Des craintes qui s’alimentent d’elles-mêmes

Il est toujours difficile de savoir comment se comporter face à une opération répressive. Quoi dire ou pas, quoi faire ou pas, pour ne pas compliquer encore plus les choses ? Cela est d’autant plus délicat quand ce sont d’autres personnes qui sont frappées et chacun de nous ne doit pas se rapporter seulement à son éthique individuelle, mais aussi tenir compte de leur avis. Il ne faut pourtant pas tomber, selon moi, dans un discours du type : « le choix va exclusivement aux personnes directement concernées par la répression ». Non, le choix des manières avec lesquelles affronter l’État va à toutes les personnes qui le font en actes, pas seulement aux personnes que la Justice vise aujourd’hui. Si la répression qui frappe quelqu’un amorce la rage d’autres personnes, c’est en premier lieu à celles-ci de décider de la forme que leur action doit prendre.

J’ai l’impression qu’il y a la tentative, de tous bords, de garder un silence chargé de crainte à propos de ces affaires répressives, comme si cela pouvait en arrêter l’avancée (une belle exception est le texte « À propos de communication publique, de silence obstiné et de tricot policier », publié sur internet fin juin 2018). Parfois, des infos ne sont pas rendues publiques (je pense au communiqué de l’Awanhee), même si elle touchent à des éléments de la plus grande importance. Certes, la peur face à la répression est légitime, et il faut savoir la fermer face à la police et la Justice. Mais dans le cas présent, il s’agit d’informations que les enquêteurs ont déjà qui sont tues à des personnes qui pourraient en avoir besoin, ne serait-ce que pour pouvoir exprimer leur solidarité en connaissance de cause. Les flics l’ont dit eux-mêmes aux journalistes, fin mars : si très peu d’infos filtrent, c’est pour éviter que la solidarité ne se développe.

Ce n’est jamais trop tôt pour réfléchir à comment répondre et à mon avis diffuser des informations que de toute façon les flics détiennent déjà est un début de réponse.

Si, en revanche, la crainte alimente la réticence, cette dernière alimente l’ignorance et l’isolement qui alimentent à leur tour la peur…

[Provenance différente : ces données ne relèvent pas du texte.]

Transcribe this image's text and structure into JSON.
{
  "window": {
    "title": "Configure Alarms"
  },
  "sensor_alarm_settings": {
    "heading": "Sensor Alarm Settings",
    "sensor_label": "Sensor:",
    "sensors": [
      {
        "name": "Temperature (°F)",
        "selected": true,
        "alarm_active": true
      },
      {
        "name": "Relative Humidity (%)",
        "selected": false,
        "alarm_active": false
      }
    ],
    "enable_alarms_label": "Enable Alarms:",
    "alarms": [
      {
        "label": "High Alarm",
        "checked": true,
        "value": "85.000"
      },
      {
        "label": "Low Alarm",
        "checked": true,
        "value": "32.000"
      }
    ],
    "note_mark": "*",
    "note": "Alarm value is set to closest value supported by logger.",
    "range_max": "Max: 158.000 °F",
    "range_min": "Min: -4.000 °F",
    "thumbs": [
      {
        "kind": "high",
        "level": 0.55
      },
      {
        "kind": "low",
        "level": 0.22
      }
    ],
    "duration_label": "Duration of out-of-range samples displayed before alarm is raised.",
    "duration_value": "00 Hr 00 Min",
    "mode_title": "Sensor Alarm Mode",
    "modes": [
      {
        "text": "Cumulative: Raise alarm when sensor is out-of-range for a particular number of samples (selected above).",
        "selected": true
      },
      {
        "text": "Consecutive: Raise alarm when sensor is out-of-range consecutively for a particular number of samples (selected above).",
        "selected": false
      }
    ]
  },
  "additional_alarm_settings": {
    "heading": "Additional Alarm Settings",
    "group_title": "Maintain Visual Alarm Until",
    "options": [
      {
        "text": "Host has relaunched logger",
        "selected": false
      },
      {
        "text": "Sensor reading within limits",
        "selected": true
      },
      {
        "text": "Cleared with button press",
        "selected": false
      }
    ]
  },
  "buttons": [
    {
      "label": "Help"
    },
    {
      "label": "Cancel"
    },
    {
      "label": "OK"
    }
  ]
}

Cette spirale vicieuse est précisément un des objectifs de la répression. Rappelons-nous que le but de l’institution police-Justice (et médias, si nécessaire) n’est pas seulement de mettre des personnes derrière les barreaux, mais surtout de faire régner l’ordre ; dans ce cas spécifique, mettre un terme à cette ligne de feu qui se répand. Quoi de mieux que la peur pour aboutir à l’inaction, pour briser des complicités ? Quoi de mieux que l’incertitude, des menaces qui planent, pour créer de l’inquiétude, pour faire naître de la rancœur envers des individus définis comme des fouteurs de merde ? Et là le jeu de la répression marche à plein régime : ce n’est plus envers l’État que se dirige notre haine, mais envers ces personnes qui en sont la cible, comme si c’était de leur faute d’avoir attiré la répression.

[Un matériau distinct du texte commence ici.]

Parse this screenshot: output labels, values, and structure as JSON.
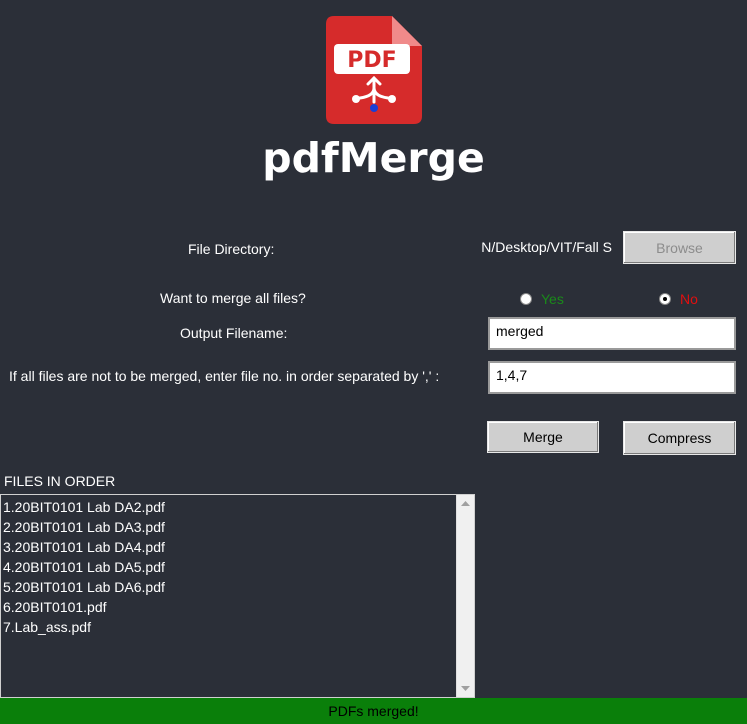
{
  "app": {
    "title": "pdfMerge",
    "logo_text": "PDF"
  },
  "directory": {
    "label": "File Directory:",
    "path": "N/Desktop/VIT/Fall S",
    "browse_label": "Browse"
  },
  "merge_all": {
    "label": "Want to merge all files?",
    "yes_label": "Yes",
    "no_label": "No",
    "selected": "No"
  },
  "output": {
    "label": "Output Filename:",
    "value": "merged"
  },
  "order": {
    "label": "If all files are not to be merged, enter file no. in order separated by ',' :",
    "value": "1,4,7"
  },
  "buttons": {
    "merge_label": "Merge",
    "compress_label": "Compress"
  },
  "files": {
    "heading": "FILES IN ORDER",
    "items": [
      "1.20BIT0101 Lab DA2.pdf",
      "2.20BIT0101 Lab DA3.pdf",
      "3.20BIT0101 Lab DA4.pdf",
      "4.20BIT0101 Lab DA5.pdf",
      "5.20BIT0101 Lab DA6.pdf",
      "6.20BIT0101.pdf",
      "7.Lab_ass.pdf"
    ]
  },
  "status": {
    "text": "PDFs merged!"
  },
  "colors": {
    "background": "#2b2f38",
    "logo_red": "#d62b2b",
    "status_green": "#0a7f0a",
    "yes_green": "#1a8a1a",
    "no_red": "#e01010"
  }
}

Et alors, qu’est-ce qu’on fait ? On regarde ailleurs, on se dit que ce n’est pas le bon moment, parce que les flics sont sur les dents et leur attention est concentrée sur le « milieu » ? Ou au contraire on relance, pour que cette rage vengeresse se poursuive partout, en ville comme à la campagne ? Se disant qu’il n’y a pas de bons ni de mauvais moments, et que c’est maintenant le seul moment possible pour vivre ?

Et alors, mon poto ?

Je n’ai aucune solution prête à l’emploi. Juste l’envie qu’on continue à s’en prendre à l’existant. Une chose me semble pourtant sûre : garder le silence sur la répression, mettre la tête dans le sable, ne résout jamais rien.